Salesforce.com's acquisition of the Heroku cloud platform last December has led to some confusion about how Salesforce plans to pitch two completely separate platform-as-a-service offerings.
The company already had perhaps the most successful PaaS cloud with Force.com, why bother with a new one?
But Salesforce showed its devotion to Heroku by putting the acquired company's CEO, Byron Sebastian, in charge of both Force.com and Heroku. A few months into his new gig, Sebastian says the two cloud platforms serve different needs and there is no reason to merge them.
"Heroku is going to focus on developers and that developer experience, and Force.com is going to focus on productivity of business processes, data-driven applications and ISVs," Sebastian said. "We're going to keep them both on those paths because those are both choices customers want to have available to them. We will not merge them and mash them up, but we will make sure they integrate together very easily and seamlessly."
Force.com and Heroku are different in several ways. Force.com runs on Salesforce's own equipment, while Heroku runs on top of the Amazon Elastic Compute Cloud, and suffered downtime when Amazon's cloud failed last month.
Heroku uses the open source Ruby programming language, with its name a combination of "hero" and "haiku" to honor Ruby's Japanese roots. Force.com uses Salesforce's proprietary Apex language, but abstractions allow people to build many applications without writing code.
Force.com is good for building applications that automate data-intensive business operations, particularly employee-facing ones, Sebastian says. Force.com is also targeted at software vendors who want to build products on top of a cloud platform, he says.
Heroku, on the other hand, is designed for developers, people who write code to build customer-facing web applications, and want flexibility to use various open technologies like NoSQL databases, he says. Heroku users have a choice of databases, but can use Salesforce's Database.com service to connect their applications to services running on top of Force.com.
Force.com and Heroku are also priced differently. Force.com charges by the user, but that would be impractical for Heroku because applications running on the service are more likely to reach millions of customers. Heroku is therefore priced based on capacity measures, such as the number of HTTP requests.
Salesforce says the two-pronged cloud strategy makes sense, but some analysts have raised concerns. In a Forrester Wave report released this month, the analyst firm says, "The PaaS market is a sprawling, fast-changing, and immature market. Most PaaS vendors are small, and even big vendors like Google and Microsoft have incomplete, new products.
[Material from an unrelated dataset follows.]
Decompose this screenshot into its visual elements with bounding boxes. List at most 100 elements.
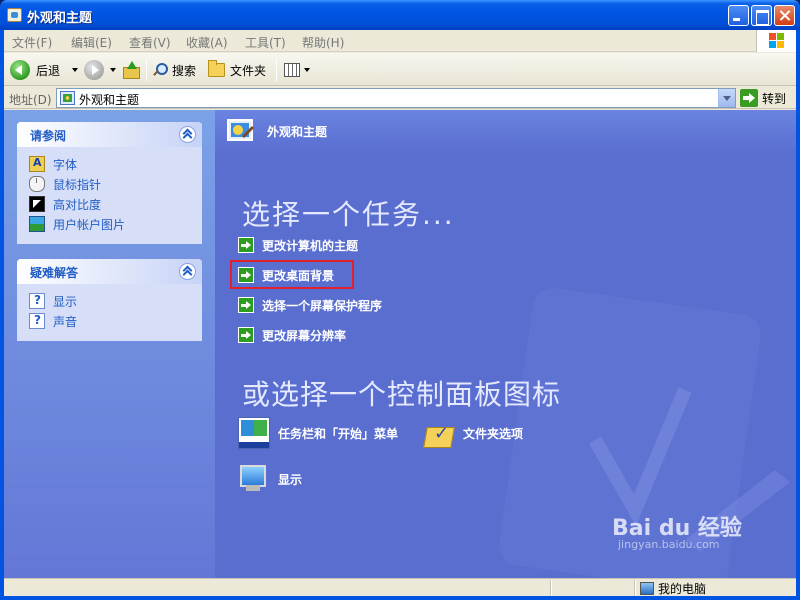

Salesforce.com has the most mature PaaS, but it just acquired an entirely new PaaS product (Heroku), and its fit into the portfolio and strategy isn't yet clear."
Sebastian would obviously not agree about the strategy being unclear. He did not, however, dispute the generally accepted wisdom that the platform-as-a-service market is much smaller than the infrastructure-as-a-service market dominated by Amazon.
Salesforce's numbers are impressive, though, he says: 220,000 applications deployed on top of Force.com and more than 100,000 on Heroku. While Force.com is useful for existing Salesforce customers who want to build extensions to their CRM deployments, Sebastian stresses that Force.com can be used for much more than that.
One "giant Internet company" built an application to manage its data centers on top of Force.com, and ISVs like ServiceMax have used the platform to build web and iPad applications. Heroku, meanwhile, counts the large retailer Best Buy as one of its customers.
PaaS is appealing because it speeds up the process of building applications, while letting customers offload the dirty work of managing infrastructure to someone else. Amazon, on the other hand, requires customers to manage their own virtual machines and build high availability features into their applications.
Still, using Amazon is easier than building your own data centre. The Heroku team, which founded the company in 2007, a couple of years before Sebastian came on board, put its own platform on top of Amazon so it could focus on building software instead of managing hardware.
But that carries its own risks. All of Heroku's customers suffered downtime last month when Amazon EC2 failed. "It was a long day," Sebastian says. The Heroku team is expanding use of high availability technologies, such as continuous database backups. Heroku is also looking at spreading services across multiple Amazon regions, but Sebastian notes that this raises challenges of its own because of the latency involved in using data centres on both the East and West coasts.
Heroku suffered downtime again last week after an apparent DDoS attack.
After the Amazon outage, Heroku's system status page said, "Failures at the IaaS layer will happen. It's Heroku's responsibility to shield our customers from this; part of our value proposition is to abstract away these concerns. We failed at this in a big way this weekend. ... The outage was not acceptable."
Sebastian says he's not aware of Heroku losing any customers as a result of the outage. Occasional outages are a fact of life in cloud computing, but overall uptime may be better than what many customers can achieve on their own.
"Anybody who tells you their cloud service hasn't had any outages is not telling you the truth," Sebastian says.